The main event was the split decision on whether attempted Hobbs Act Robbery is a crime of violence for purposes of 18 U.S.C. § 924(c)(3)(A). The majority held it was: "Because completed Hobbs Act robbery is a crime of violence under § 924, attempted Hobbs Act robbery is also a crime of violence. In so holding, we agree with the Seventh and Eleventh Circuits that, when a substantive offense would be a crime of violence under 18 U.S.C. § 924(c)(3)(A), an attempt to commit that offense is also a crime of violence."

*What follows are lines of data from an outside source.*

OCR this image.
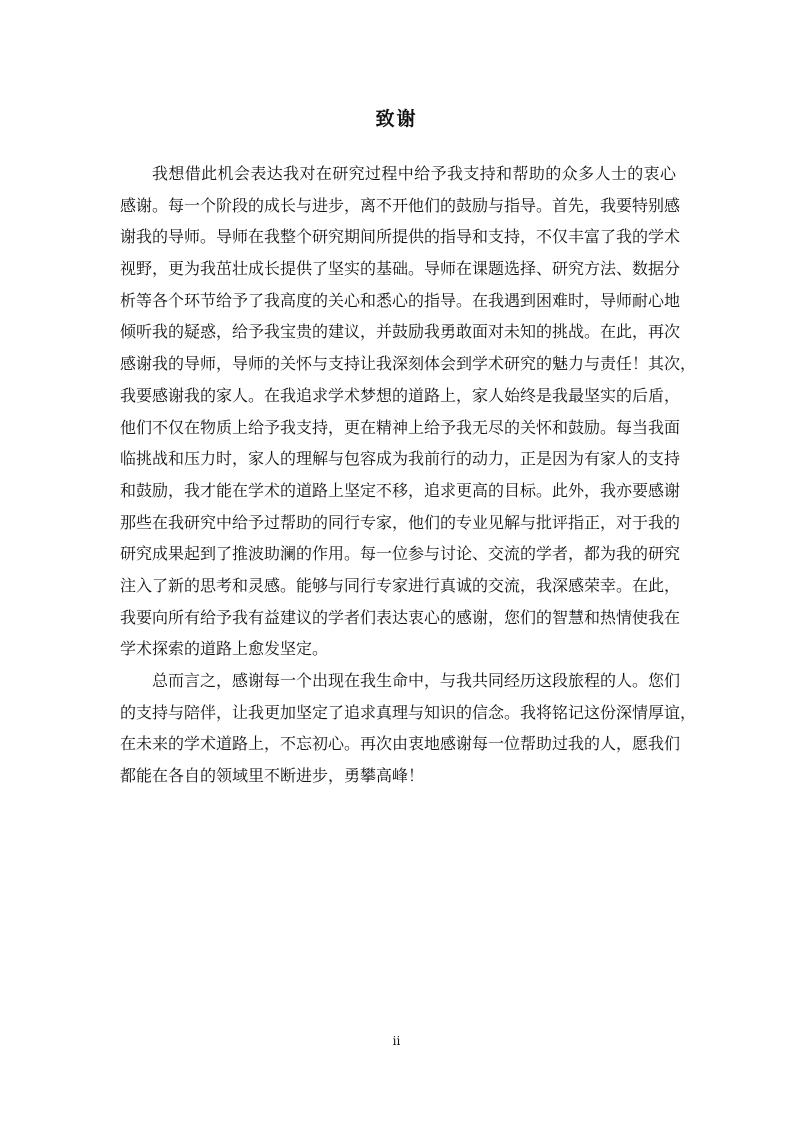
致谢
我想借此机会表达我对在研究过程中给予我支持和帮助的众多人士的衷心
感谢。每一个阶段的成长与进步，离不开他们的鼓励与指导。首先，我要特别感
谢我的导师。导师在我整个研究期间所提供的指导和支持，不仅丰富了我的学术
视野，更为我茁壮成长提供了坚实的基础。导师在课题选择、研究方法、数据分
析等各个环节给予了我高度的关心和悉心的指导。在我遇到困难时，导师耐心地
倾听我的疑惑，给予我宝贵的建议，并鼓励我勇敢面对未知的挑战。在此，再次
感谢我的导师，导师的关怀与支持让我深刻体会到学术研究的魅力与责任！其次，
我要感谢我的家人。在我追求学术梦想的道路上，家人始终是我最坚实的后盾，
他们不仅在物质上给予我支持，更在精神上给予我无尽的关怀和鼓励。每当我面
临挑战和压力时，家人的理解与包容成为我前行的动力，正是因为有家人的支持
和鼓励，我才能在学术的道路上坚定不移，追求更高的目标。此外，我亦要感谢
那些在我研究中给予过帮助的同行专家，他们的专业见解与批评指正，对于我的
研究成果起到了推波助澜的作用。每一位参与讨论、交流的学者，都为我的研究
注入了新的思考和灵感。能够与同行专家进行真诚的交流，我深感荣幸。在此，
我要向所有给予我有益建议的学者们表达衷心的感谢，您们的智慧和热情使我在
学术探索的道路上愈发坚定。
总而言之，感谢每一个出现在我生命中，与我共同经历这段旅程的人。您们
的支持与陪伴，让我更加坚定了追求真理与知识的信念。我将铭记这份深情厚谊，
在未来的学术道路上，不忘初心。再次由衷地感谢每一位帮助过我的人，愿我们
都能在各自的领域里不断进步，勇攀高峰！
ii
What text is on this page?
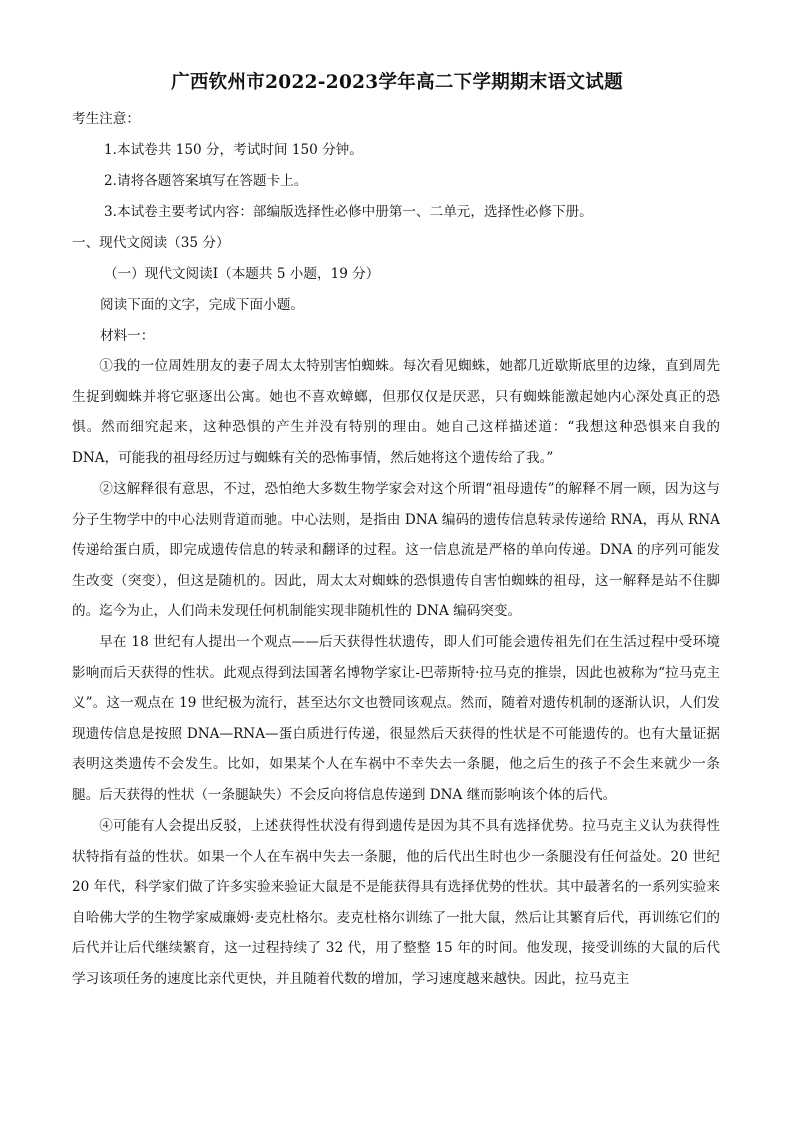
广西钦州市2022-2023学年高二下学期期末语文试题
考生注意：
1.本试卷共 150 分，考试时间 150 分钟。
2.请将各题答案填写在答题卡上。
3.本试卷主要考试内容：部编版选择性必修中册第一、二单元，选择性必修下册。
一、现代文阅读（35 分）
（一）现代文阅读Ⅰ（本题共 5 小题，19 分）
阅读下面的文字，完成下面小题。
材料一：

①我的一位周姓朋友的妻子周太太特别害怕蜘蛛。每次看见蜘蛛，她都几近歇斯底里的边缘，直到周先生捉到蜘蛛并将它驱逐出公寓。她也不喜欢蟑螂，但那仅仅是厌恶，只有蜘蛛能激起她内心深处真正的恐惧。然而细究起来，这种恐惧的产生并没有特别的理由。她自己这样描述道：“我想这种恐惧来自我的 DNA，可能我的祖母经历过与蜘蛛有关的恐怖事情，然后她将这个遗传给了我。”

②这解释很有意思，不过，恐怕绝大多数生物学家会对这个所谓“祖母遗传”的解释不屑一顾，因为这与分子生物学中的中心法则背道而驰。中心法则，是指由 DNA 编码的遗传信息转录传递给 RNA，再从 RNA 传递给蛋白质，即完成遗传信息的转录和翻译的过程。这一信息流是严格的单向传递。DNA 的序列可能发生改变（突变），但这是随机的。因此，周太太对蜘蛛的恐惧遗传自害怕蜘蛛的祖母，这一解释是站不住脚的。迄今为止，人们尚未发现任何机制能实现非随机性的 DNA 编码突变。

早在 18 世纪有人提出一个观点——后天获得性状遗传，即人们可能会遗传祖先们在生活过程中受环境影响而后天获得的性状。此观点得到法国著名博物学家让-巴蒂斯特·拉马克的推崇，因此也被称为“拉马克主义”。这一观点在 19 世纪极为流行，甚至达尔文也赞同该观点。然而，随着对遗传机制的逐渐认识，人们发现遗传信息是按照 DNA—RNA—蛋白质进行传递，很显然后天获得的性状是不可能遗传的。也有大量证据表明这类遗传不会发生。比如，如果某个人在车祸中不幸失去一条腿，他之后生的孩子不会生来就少一条腿。后天获得的性状（一条腿缺失）不会反向将信息传递到 DNA 继而影响该个体的后代。

④可能有人会提出反驳，上述获得性状没有得到遗传是因为其不具有选择优势。拉马克主义认为获得性状特指有益的性状。如果一个人在车祸中失去一条腿，他的后代出生时也少一条腿没有任何益处。20 世纪 20 年代，科学家们做了许多实验来验证大鼠是不是能获得具有选择优势的性状。其中最著名的一系列实验来自哈佛大学的生物学家威廉姆·麦克杜格尔。麦克杜格尔训练了一批大鼠，然后让其繁育后代，再训练它们的后代并让后代继续繁育，这一过程持续了 32 代，用了整整 15 年的时间。他发现，接受训练的大鼠的后代学习该项任务的速度比亲代更快，并且随着代数的增加，学习速度越来越快。因此，拉马克主
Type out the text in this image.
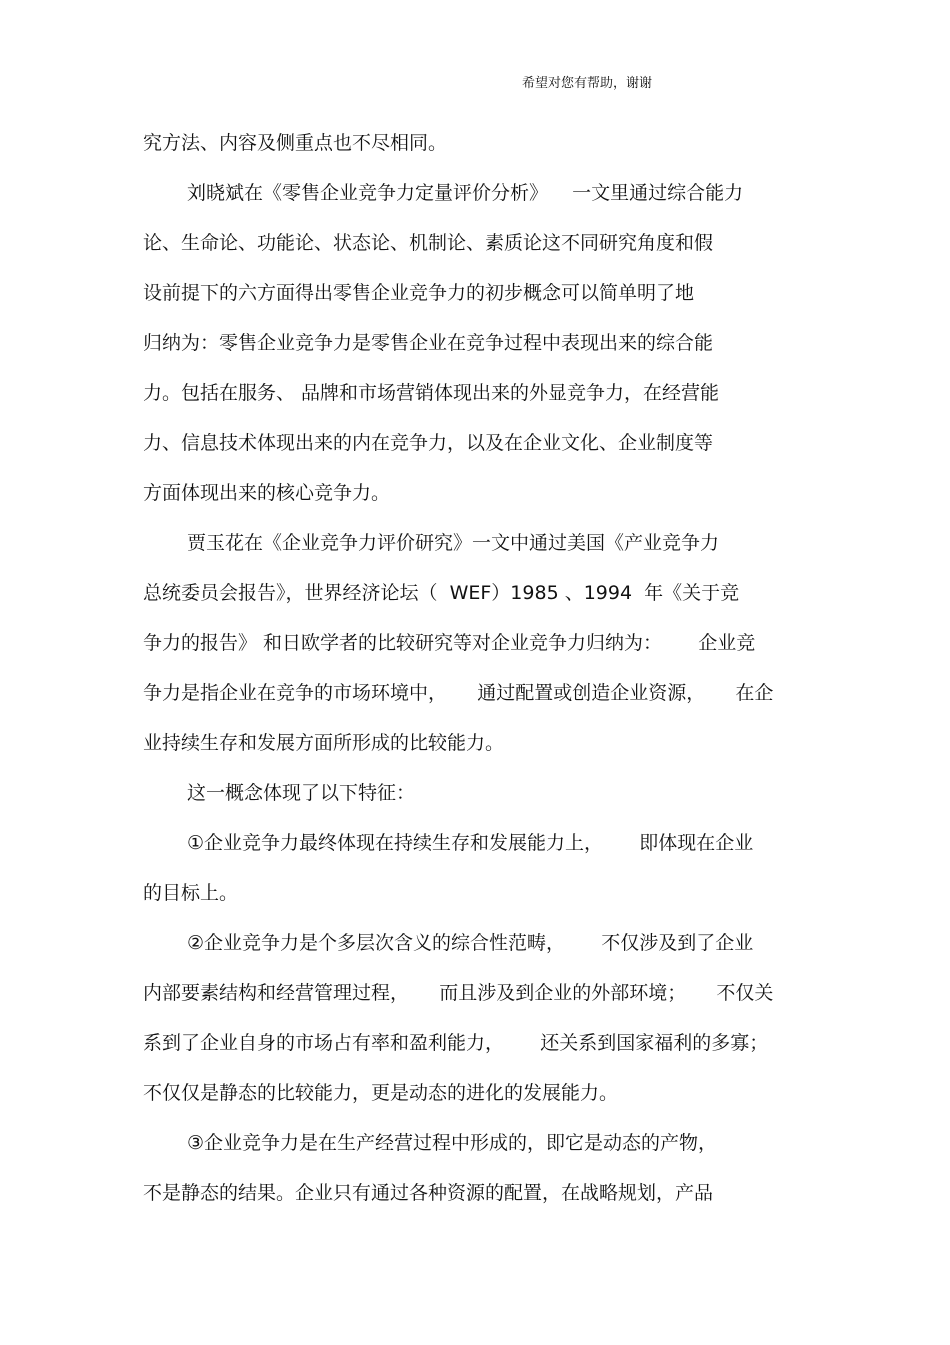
希望对您有帮助，谢谢
究方法、内容及侧重点也不尽相同。
刘晓斌在《零售企业竞争力定量评价分析》    一文里通过综合能力
论、生命论、功能论、状态论、机制论、素质论这不同研究角度和假
设前提下的六方面得出零售企业竞争力的初步概念可以简单明了地
归纳为：零售企业竞争力是零售企业在竞争过程中表现出来的综合能
力。包括在服务、 品牌和市场营销体现出来的外显竞争力，在经营能
力、信息技术体现出来的内在竞争力，以及在企业文化、企业制度等
方面体现出来的核心竞争力。
贾玉花在《企业竞争力评价研究》一文中通过美国《产业竞争力
总统委员会报告》，世界经济论坛（  WEF）1985 、1994  年《关于竞
争力的报告》 和日欧学者的比较研究等对企业竞争力归纳为：      企业竞
争力是指企业在竞争的市场环境中，     通过配置或创造企业资源，     在企
业持续生存和发展方面所形成的比较能力。
这一概念体现了以下特征：
①企业竞争力最终体现在持续生存和发展能力上，      即体现在企业
的目标上。
②企业竞争力是个多层次含义的综合性范畴，      不仅涉及到了企业
内部要素结构和经营管理过程，     而且涉及到企业的外部环境；     不仅关
系到了企业自身的市场占有率和盈利能力，      还关系到国家福利的多寡；
不仅仅是静态的比较能力，更是动态的进化的发展能力。
③企业竞争力是在生产经营过程中形成的，即它是动态的产物，
不是静态的结果。企业只有通过各种资源的配置，在战略规划，产品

Judge Nguyen filed a compelling dissent on this issue:
Attempted Hobbs Act robbery is not a crime of violence because a substantial step toward completing a Hobbs Act robbery need not involve the use, attempted use, or threatened use of physical force. Compare three examples:
1. A man stops an armored vehicle and shoots and injures the driver. But the driver escapes with the money.
2. A man intercepts an armored vehicle by standing in front of it with his gun pointed at the driver. He pulls the trigger, intending to strike and injure the driver, but the gun jams. The driver escapes with the money.
3. A man plans a robbery, buys the necessary gear, and drives toward the target, but returns home after seeing police in the vicinity. Each scenario describes an attempted Hobbs Act robbery.
In (1), the man uses physical force. In (2), the man attempts to use physical force. In (3), the man does not use, attempt to use, or threaten to use physical force, even though he intended to commit a robbery and took a substantial step toward committing it. This last scenario—a possible “least serious form” of attempted Hobbs Act robbery—shows that an attempted Hobbs Act robbery does not qualify as a crime of violence under the elements clause.